La Région continue de se chercher : suppression de la Communauté française, redéfinition des limites géographiques par un vaste élargissement, augmentation du nombre d’habitants, accords de coopération avec la Wallonie pour la culture et l’enseignement, mais aussi pour la francophonie qu’il faut défendre (Bozar, Kanaal, Devos & Lemmens…).
L’enjeu est clair : une vraie métropole européenne et multiculturelle, où il fait bon vivre et respirer un air purifié.
Il n’y aura bientôt plus que Défi (ex FDF) pour refuser l’autonomie de la Région bruxelloise.
La Région wallonne
Déjà en 2016 se profilaient en Région wallonne la poursuite et l’approfondissement de l’indispensable redressement économique. L’idée d’un élargissement de la majorité gouvernementale P.S. aux partis alors dans l’opposition progressait, notamment au MR avec Jean-Luc CRUCKE, jusqu’au coup de force inattendu du Bastognard… L’idée d’un élargissement PS/Ecolo/MR revient aujourd’hui en 2019, peut-être plus par nécessité arithmétique que par choix… C’est peut-être une chance pour la Wallonie.
Celle-ci pourra plus facilement poursuivre ses réformes structurelles (Communauté, Provinces, Intercommunales, piliers archaïques et dispendieux…), et assainir ses finances !
Autre réforme : l’axe nord/sud Anvers-Bruxelles-Charleroi, qui a fait les belles heures des siècles derniers, devient est/ouest et va de Liège à Charleroi, autour de ces deux métropoles majeures que sont devenues ces deux villes. Avec Bruxelles capitale européenne, et Anvers, capitale de Flandre, Liège et Charleroi seront les piliers de cette métropole wallonne que l’on attend et que l’on espère dans le cadre de l’Europe des Régions en train de naître.
Pour mémoire, il ne faut pas oublier la Région de langue allemande, qui semble aujourd’hui heureuse en toute discrétion, avec des finances saines…
Malheureusement, les relations de la Région wallonne avec la France, et spécialement avec les deux Régions françaises frontalières, restent timides. Mais il a y a des éléments de progrès, comme le contournement autoroutier de Couvin qui nous rapproche singulièrement de Reims, ou la courte liaison tant attendue entre Maubeuge et Charleroi.
Bruxelles-Strasbourg
Ce vieux serpent pourrait enfin sortir du terrier dans lequel on l’a enfui depuis des décennies, au grand dam des finances européennes et au mépris du confort de travail des personnes concernées. Il serait bien d’entreprendre à ce sujet un dialogue apaisé, à la faveur de la désignation de Charles MICHEL, comme Président du Conseil européen, et de Didier REYNDERS comme Commissaire européen.

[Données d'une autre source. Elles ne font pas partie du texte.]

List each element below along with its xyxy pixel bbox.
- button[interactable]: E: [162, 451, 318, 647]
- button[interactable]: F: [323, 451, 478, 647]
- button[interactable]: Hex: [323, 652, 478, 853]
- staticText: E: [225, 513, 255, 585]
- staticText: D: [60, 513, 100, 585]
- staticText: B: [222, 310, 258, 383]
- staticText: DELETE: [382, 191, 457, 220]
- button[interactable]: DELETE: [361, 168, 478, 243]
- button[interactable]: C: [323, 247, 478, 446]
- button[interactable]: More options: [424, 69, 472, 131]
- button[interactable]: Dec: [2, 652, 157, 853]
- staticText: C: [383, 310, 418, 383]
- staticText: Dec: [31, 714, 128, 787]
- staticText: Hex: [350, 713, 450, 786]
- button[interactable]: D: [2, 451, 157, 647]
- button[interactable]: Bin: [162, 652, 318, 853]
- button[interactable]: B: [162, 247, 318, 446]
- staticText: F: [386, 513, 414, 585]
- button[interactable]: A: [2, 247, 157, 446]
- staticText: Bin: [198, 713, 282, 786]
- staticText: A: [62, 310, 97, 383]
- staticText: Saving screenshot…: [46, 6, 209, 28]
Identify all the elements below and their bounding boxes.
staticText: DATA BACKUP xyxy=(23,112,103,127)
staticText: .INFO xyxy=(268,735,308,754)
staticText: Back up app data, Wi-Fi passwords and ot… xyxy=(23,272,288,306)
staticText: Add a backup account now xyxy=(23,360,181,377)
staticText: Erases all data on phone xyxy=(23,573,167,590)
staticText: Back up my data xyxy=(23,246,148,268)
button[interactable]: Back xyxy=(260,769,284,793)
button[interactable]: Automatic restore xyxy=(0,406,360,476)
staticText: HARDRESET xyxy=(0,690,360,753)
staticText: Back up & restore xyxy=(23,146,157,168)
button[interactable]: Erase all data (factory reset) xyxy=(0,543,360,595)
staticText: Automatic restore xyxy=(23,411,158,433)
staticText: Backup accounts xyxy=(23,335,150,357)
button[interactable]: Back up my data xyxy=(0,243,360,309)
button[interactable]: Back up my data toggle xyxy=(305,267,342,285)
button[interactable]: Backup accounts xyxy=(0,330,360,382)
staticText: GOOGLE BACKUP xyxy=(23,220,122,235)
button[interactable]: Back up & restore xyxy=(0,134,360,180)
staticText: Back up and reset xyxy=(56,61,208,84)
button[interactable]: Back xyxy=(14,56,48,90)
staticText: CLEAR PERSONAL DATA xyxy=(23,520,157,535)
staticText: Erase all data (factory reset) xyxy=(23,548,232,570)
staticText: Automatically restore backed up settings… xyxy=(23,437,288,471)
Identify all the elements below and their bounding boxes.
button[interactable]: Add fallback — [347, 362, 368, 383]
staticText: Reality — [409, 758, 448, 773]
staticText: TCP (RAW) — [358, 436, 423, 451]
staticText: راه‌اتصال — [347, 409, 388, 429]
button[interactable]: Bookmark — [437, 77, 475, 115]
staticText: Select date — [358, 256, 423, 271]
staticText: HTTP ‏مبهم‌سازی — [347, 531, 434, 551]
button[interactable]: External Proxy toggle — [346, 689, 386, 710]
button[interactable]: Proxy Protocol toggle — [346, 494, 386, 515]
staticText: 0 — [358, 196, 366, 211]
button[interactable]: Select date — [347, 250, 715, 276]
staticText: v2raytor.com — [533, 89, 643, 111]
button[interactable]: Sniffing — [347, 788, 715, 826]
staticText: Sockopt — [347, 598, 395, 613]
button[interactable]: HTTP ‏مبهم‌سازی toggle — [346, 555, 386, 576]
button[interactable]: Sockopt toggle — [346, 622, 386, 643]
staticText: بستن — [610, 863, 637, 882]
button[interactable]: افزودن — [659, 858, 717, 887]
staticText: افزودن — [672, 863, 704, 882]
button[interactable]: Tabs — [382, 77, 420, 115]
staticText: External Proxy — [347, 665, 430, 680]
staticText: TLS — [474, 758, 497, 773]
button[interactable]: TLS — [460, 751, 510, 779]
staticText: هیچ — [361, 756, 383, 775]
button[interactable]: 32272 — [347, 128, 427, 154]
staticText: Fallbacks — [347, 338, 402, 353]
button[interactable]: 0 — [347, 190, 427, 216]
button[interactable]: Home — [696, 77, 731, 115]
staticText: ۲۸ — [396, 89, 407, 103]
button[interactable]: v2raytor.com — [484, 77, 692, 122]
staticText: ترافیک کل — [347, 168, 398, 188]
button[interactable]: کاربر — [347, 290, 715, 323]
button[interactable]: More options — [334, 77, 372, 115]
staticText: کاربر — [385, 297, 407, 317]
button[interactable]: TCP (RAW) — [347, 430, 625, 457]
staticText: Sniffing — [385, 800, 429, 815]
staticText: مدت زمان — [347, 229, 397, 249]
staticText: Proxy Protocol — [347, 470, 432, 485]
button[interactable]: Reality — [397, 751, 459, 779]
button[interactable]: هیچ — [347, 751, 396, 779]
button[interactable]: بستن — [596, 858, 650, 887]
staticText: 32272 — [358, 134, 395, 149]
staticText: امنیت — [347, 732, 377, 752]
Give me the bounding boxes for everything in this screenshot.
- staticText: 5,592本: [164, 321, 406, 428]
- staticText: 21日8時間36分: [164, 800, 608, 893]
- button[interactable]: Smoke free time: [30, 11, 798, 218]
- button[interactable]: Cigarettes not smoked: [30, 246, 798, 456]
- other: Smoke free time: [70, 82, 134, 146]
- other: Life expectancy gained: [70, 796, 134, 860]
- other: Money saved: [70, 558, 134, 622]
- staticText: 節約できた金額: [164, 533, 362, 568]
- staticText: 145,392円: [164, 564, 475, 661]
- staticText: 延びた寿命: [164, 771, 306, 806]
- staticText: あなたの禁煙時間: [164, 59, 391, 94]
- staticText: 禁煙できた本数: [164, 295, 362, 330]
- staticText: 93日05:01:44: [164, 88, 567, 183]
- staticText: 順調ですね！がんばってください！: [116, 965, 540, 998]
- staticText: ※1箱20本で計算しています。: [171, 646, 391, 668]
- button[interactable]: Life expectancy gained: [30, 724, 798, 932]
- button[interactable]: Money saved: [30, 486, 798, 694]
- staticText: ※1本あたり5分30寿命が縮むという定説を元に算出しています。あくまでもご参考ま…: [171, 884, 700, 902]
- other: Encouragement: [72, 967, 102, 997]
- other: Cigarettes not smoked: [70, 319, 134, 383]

Bruxelles doit devenir le seul siège des Communautés européennes.
Les Villes de Bruxelles et de Strasbourg doivent s’adapter aux réalités d’aujourd’hui et y trouver des avancées nouvelles. Le voyage royal récent de Bruxelles à Luxembourg, en train spécial, a rappelé cruellement la vieillesse de cette infrastructure.
Bruxelles bénéficiera d’un urbanisme renouvelé.
Strasbourg, forte de son histoire multiculturelle, pourrait devenir une Capitale mondiale des Droits Humains, domaine dans lequel elle bénéficie déjà d’un socle fondamental grâce au Conseil de l’Europe qui devrait être élargi et approfondi, grâce à sa situation géographique centrale, et grâce à des ressources universitaires œcuméniques et religieuses importantes.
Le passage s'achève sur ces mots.